Cooper University Health Care
Cooper University Health Care, the clinical campus of Cooper Medical School of Rowan University in Camden, New Jersey, has partnered with AmeriHealth New Jersey, a subsidiary of Philadelphia-based Independence Blue Cross (IBXG:OTC US), to develop a series of co-branded health insurance products for employers and consumers. This was reported by the Philadelphia Business Journal.
AmeriHealth New Jersey is one of five plans in the state participating in the CMS Innovation Center’s Comprehensive Primary Care Initiative, a demonstration project in which private insurers, Medicare and Medicaid programs are paying providers per-month, per-patient fees to compensate them for coordinating care. Cooper’s network of more than 500 medical specialists and primary care physicians will provide coordinated patient care in the Southern New Jersey region.
Piedmont Healthcare and WellStar Health System
Piedmont Healthcare and WellStar Health System, two of Atlanta’s largest healthcare providers, announced a plan to establish a jointly owned insurance plan that will market coverage to employers and Medicare recipients. It will launch in early 2014, reported WSJ. They may also offer coverage on the health insurance exchange, the online marketplace mandated by the Affordable Care Act of 2010.
Can Hospital-owned Health Insurance Plans Successd?
Deborah Chollet, a Mathematica Policy Research senior fellow, told the WSJ that hospitals’ entry into the insurance market is a natural evolution toward more integrated delivery systems. Hospitals may also be responding to consolidation among insurers, she said.

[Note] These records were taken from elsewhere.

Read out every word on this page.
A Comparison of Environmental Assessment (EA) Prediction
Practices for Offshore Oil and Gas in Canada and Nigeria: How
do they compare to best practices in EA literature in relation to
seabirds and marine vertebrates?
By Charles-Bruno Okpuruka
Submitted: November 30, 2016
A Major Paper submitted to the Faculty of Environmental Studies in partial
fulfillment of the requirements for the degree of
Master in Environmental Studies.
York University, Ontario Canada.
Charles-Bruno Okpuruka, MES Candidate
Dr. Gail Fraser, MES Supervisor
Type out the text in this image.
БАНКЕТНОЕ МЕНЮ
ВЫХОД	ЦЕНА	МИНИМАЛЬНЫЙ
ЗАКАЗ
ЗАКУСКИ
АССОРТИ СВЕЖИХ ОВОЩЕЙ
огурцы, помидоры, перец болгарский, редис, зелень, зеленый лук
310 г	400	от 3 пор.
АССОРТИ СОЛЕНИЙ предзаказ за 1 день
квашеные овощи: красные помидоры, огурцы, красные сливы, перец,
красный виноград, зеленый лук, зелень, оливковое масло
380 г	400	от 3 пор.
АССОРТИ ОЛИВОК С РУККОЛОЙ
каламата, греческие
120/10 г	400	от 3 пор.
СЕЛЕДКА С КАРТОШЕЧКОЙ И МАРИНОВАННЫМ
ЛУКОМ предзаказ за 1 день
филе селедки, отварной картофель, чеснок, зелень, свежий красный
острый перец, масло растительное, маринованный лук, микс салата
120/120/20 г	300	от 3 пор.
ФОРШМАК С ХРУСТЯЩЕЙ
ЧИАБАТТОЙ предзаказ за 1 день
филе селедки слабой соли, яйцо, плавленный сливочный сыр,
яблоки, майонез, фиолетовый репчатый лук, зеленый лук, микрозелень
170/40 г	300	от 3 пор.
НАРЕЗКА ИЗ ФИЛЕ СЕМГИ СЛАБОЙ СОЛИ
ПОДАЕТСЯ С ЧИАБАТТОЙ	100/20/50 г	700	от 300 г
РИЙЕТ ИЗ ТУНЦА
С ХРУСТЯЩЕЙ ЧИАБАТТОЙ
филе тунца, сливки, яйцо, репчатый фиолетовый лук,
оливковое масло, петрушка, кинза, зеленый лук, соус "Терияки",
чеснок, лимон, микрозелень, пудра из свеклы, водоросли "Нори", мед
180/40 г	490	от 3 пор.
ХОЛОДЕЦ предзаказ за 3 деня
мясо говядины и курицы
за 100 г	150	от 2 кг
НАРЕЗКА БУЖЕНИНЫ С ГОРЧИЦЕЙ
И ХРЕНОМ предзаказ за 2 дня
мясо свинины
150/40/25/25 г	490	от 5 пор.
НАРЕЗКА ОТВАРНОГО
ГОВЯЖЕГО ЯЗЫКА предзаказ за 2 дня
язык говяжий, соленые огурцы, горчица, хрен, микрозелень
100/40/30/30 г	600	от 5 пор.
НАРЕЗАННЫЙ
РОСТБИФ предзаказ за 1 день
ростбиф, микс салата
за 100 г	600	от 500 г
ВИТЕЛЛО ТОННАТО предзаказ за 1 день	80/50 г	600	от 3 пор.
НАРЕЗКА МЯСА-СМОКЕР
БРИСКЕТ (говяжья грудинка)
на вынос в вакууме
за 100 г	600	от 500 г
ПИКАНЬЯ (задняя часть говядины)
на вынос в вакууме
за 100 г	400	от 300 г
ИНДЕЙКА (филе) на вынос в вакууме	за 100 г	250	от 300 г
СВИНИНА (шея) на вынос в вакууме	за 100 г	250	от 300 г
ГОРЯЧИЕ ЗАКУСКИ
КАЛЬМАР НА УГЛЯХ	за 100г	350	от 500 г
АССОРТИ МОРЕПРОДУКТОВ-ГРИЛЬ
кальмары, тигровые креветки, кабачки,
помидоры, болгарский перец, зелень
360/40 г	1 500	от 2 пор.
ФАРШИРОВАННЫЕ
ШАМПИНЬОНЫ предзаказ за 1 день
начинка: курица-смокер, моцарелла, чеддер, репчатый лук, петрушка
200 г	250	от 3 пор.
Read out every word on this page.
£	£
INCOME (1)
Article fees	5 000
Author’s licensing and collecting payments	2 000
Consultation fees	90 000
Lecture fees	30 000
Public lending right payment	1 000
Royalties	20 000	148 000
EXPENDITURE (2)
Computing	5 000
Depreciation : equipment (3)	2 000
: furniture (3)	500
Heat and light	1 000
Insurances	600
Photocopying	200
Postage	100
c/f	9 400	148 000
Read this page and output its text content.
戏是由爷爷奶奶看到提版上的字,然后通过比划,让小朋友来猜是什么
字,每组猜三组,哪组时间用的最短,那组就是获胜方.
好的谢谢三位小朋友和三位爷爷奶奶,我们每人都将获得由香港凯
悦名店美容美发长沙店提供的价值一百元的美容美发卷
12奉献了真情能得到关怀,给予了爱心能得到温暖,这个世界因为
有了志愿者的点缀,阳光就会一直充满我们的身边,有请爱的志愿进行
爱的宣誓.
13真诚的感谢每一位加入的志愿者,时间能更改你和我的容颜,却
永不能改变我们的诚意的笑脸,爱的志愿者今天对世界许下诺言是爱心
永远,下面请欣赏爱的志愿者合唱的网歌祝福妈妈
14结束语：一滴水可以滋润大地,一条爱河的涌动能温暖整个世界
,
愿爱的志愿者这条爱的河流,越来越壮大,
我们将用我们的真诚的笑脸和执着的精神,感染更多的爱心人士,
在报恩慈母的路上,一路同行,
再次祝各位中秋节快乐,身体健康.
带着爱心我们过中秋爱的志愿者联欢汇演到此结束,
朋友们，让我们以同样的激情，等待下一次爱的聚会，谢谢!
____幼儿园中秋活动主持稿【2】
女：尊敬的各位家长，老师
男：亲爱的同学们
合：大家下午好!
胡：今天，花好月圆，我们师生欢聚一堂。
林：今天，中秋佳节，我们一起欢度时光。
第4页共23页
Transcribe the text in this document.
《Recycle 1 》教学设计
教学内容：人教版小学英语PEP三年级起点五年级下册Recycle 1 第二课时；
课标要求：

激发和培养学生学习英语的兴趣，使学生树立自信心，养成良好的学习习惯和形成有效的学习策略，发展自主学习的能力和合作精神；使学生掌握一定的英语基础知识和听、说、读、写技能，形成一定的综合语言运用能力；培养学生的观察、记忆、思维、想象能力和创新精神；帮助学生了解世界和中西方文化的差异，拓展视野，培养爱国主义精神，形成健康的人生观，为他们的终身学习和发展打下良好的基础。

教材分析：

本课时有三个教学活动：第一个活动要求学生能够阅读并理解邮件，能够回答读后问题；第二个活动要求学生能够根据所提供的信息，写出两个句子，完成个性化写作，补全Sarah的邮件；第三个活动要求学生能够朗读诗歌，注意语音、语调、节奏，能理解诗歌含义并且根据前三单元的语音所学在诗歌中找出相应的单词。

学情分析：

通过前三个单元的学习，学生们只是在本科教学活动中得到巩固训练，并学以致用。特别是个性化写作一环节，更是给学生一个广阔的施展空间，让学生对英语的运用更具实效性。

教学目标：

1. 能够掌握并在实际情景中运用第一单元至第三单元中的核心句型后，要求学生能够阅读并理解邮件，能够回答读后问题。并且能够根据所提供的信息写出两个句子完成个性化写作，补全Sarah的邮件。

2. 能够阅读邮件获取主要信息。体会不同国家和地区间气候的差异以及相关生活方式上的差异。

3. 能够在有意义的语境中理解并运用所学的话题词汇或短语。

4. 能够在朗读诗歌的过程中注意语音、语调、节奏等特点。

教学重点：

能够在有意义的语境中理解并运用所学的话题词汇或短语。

Chollet noted, however, that this is a “culture shift” for hospitals that presents risk. “It really is a change in how healthcare is perceived all the way up and down the line,” she said, contending that success will require aggressive use of information technology and new incentives for physicians and hospitals that promote prevention and primary care.
Should hospitals and health systems succeed with their re-entry into the health insurance business, this will be a favorable development for clinical laboratories owned by these institutions. Such labs are positioned to provide inpatient, outpatient, and outreach testing to the same patients served by the health insurance plan. As well, they can fully integrate their laboratory informatics systems to those of the parent hospital and its health insurance company.
In the coming days of “big health data,” this should be a point of strong leverage for clinical labs and pathologists who direct the medical laboratory testing activities at these labs.